Se puso a dar palmaditas al perro.

—¡Pero esto podría ser muy importante! ¿No lo ves? Has estado dentro de uno de ellos. Puedes decirnos cómo piensan y por qué reaccionan como lo hacen. Puedes proporcionarnos unos conocimientos que aún podrían ayudarnos a derrotarlos.

—La guerra ha terminado —le recordó Alfred, sin aspavientos.

—¡Pero puede llegar otra! —replicó ella, cerrando un puño y descargándolo contra la palma de la otra mano.

—Eso es lo que cree Samah. ¿Compartes esa opinión, acaso?

—Samah y yo tenemos ciertas diferencias —respondió Orla enérgicamente—. Todo el mundo lo sabe. Nunca lo hemos ocultado. Pero Samah es sabio, Alfred, y lo respeto. Es el jefe del Consejo. Y quiere lo que todos: vivir en paz.

—¿Es eso lo que quiere, en tu opinión?

—¡Pues claro! —aseguró Orla—. ¿Qué suponías?

—No lo sé. No estaba seguro.

Alfred recordó la expresión de Samah mientras decía: «Hermanos, parece que, finalmente, hemos despertado en un momento propicio. Una vez más, nuestro antiguo enemigo proyecta ir a la guerra». Su mente evocó la imagen y Orla la compartió con él. La expresión de su rostro se dulcificó.

—Habla con Samah. Sé sincero con él. Y él —suspiró— lo será contigo. Responderá a tus preguntas. Te contará qué nos sucedió en Chelestra y por qué, según tus palabras, abandonamos nuestras responsabilidades.

—Yo no pretendía… —murmuró Alfred, sonrojándose.

—No. En cierto modo, tienes razón. Pero tienes que conocer la verdad antes de juzgarnos.

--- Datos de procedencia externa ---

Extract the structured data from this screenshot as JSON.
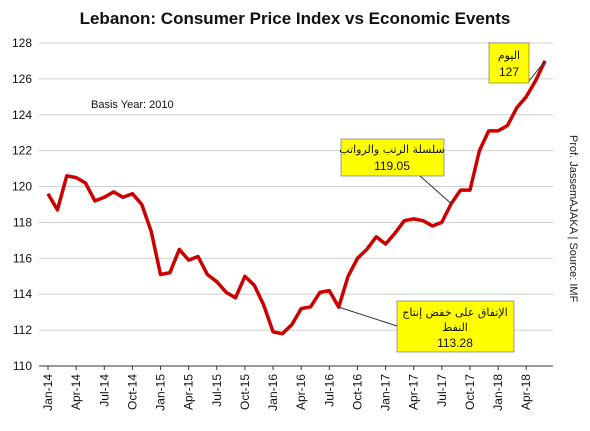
{
  "chart_data": {
    "type": "line",
    "title": "Lebanon: Consumer Price Index vs Economic Events",
    "xlabel": "",
    "ylabel": "",
    "ylim": [
      110,
      128
    ],
    "yticks": [
      110,
      112,
      114,
      116,
      118,
      120,
      122,
      124,
      126,
      128
    ],
    "grid": "horizontal",
    "x_tick_labels": [
      "Jan-14",
      "Apr-14",
      "Jul-14",
      "Oct-14",
      "Jan-15",
      "Apr-15",
      "Jul-15",
      "Oct-15",
      "Jan-16",
      "Apr-16",
      "Jul-16",
      "Oct-16",
      "Jan-17",
      "Apr-17",
      "Jul-17",
      "Oct-17",
      "Jan-18",
      "Apr-18"
    ],
    "series": [
      {
        "color": "#cc0000",
        "x": [
          "Jan-14",
          "Feb-14",
          "Mar-14",
          "Apr-14",
          "May-14",
          "Jun-14",
          "Jul-14",
          "Aug-14",
          "Sep-14",
          "Oct-14",
          "Nov-14",
          "Dec-14",
          "Jan-15",
          "Feb-15",
          "Mar-15",
          "Apr-15",
          "May-15",
          "Jun-15",
          "Jul-15",
          "Aug-15",
          "Sep-15",
          "Oct-15",
          "Nov-15",
          "Dec-15",
          "Jan-16",
          "Feb-16",
          "Mar-16",
          "Apr-16",
          "May-16",
          "Jun-16",
          "Jul-16",
          "Aug-16",
          "Sep-16",
          "Oct-16",
          "Nov-16",
          "Dec-16",
          "Jan-17",
          "Feb-17",
          "Mar-17",
          "Apr-17",
          "May-17",
          "Jun-17",
          "Jul-17",
          "Aug-17",
          "Sep-17",
          "Oct-17",
          "Nov-17",
          "Dec-17",
          "Jan-18",
          "Feb-18",
          "Mar-18",
          "Apr-18",
          "May-18",
          "Jun-18"
        ],
        "values": [
          119.6,
          118.7,
          120.6,
          120.5,
          120.2,
          119.2,
          119.4,
          119.7,
          119.4,
          119.6,
          119.0,
          117.5,
          115.1,
          115.2,
          116.5,
          115.9,
          116.1,
          115.1,
          114.7,
          114.1,
          113.8,
          115.0,
          114.5,
          113.4,
          111.9,
          111.8,
          112.3,
          113.2,
          113.3,
          114.1,
          114.2,
          113.28,
          115.0,
          116.0,
          116.5,
          117.2,
          116.8,
          117.4,
          118.1,
          118.2,
          118.1,
          117.8,
          118.0,
          119.05,
          119.8,
          119.8,
          122.0,
          123.1,
          123.1,
          123.4,
          124.4,
          125.0,
          125.9,
          127.0
        ]
      }
    ],
    "annotations": [
      {
        "line1": "اليوم",
        "value": "127",
        "at": "Jun-18"
      },
      {
        "line1": "سلسلة الرتب والرواتب",
        "value": "119.05",
        "at": "Aug-17"
      },
      {
        "line1": "الإتفاق على خفض إنتاج",
        "line2": "النفط",
        "value": "113.28",
        "at": "Aug-16"
      }
    ],
    "text_notes": {
      "basis": "Basis Year: 2010",
      "source": "Prof. JassemAJAKA | Source: IMF"
    }
  }
}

Igual que nosotros debemos saber la verdad sobre ti antes de juzgarte.

Alfred no supo qué decir. No se le ocurrían más argumentos.

—Y ahora —dijo Orla, con los brazos cruzados delante del pecho—, ¿qué hay del perro?

—¿Qué sucede con él? —Alfred se mostró inquieto.

—Si pertenece al patryn, ¿por qué está aquí? ¿Por qué ha venido a ti?

—No estoy seguro —respondió Alfred, dubitativo—, pero creo que se ha perdido.

—¿Perdido?

—Sí. Creo que el perro ha perdido el rastro de Haplo. Y quiere que yo lo ayude a encontrar a su amo.

—¡Pero eso es un disparate! Hablas como en un cuento para niños. Este chucho puede ser bastante inteligente para los de su especie, pero no deja de ser sólo un animal irracional…

—¡Oh, no! Es un perro muy extraordinario —afirmó Alfred con rotundidad—. Y, si está aquí, en Chelestra, no te quepa duda de que Haplo está aquí también… en alguna parte.

El perro levantó la testuz y meneó el rabo, considerando que con toda aquella charla debían de estar haciendo progresos.

—¿Crees que el patryn está aquí, en Chelestra? —Orla frunció el entrecejo.

—Resulta lógico. Éste es el cuarto mundo, el último que tiene que visitar antes de… —no terminó la frase.

—… de que los patryn lancen su ataque, ¿no es eso? Alfred asintió en silencio.

—Comprendo que te perturbe la idea de que nuestro enemigo pueda estar en este mundo, pero pareces más apenado que inquieto. —Orla bajó la vista hacia el perro y añadió, perpleja—: ¿Por qué te preocupa tanto un perro perdido?

—Porque, si el perro ha perdido a Haplo —respondió Alfred, muy serio—, me temo que Haplo se haya perdido también.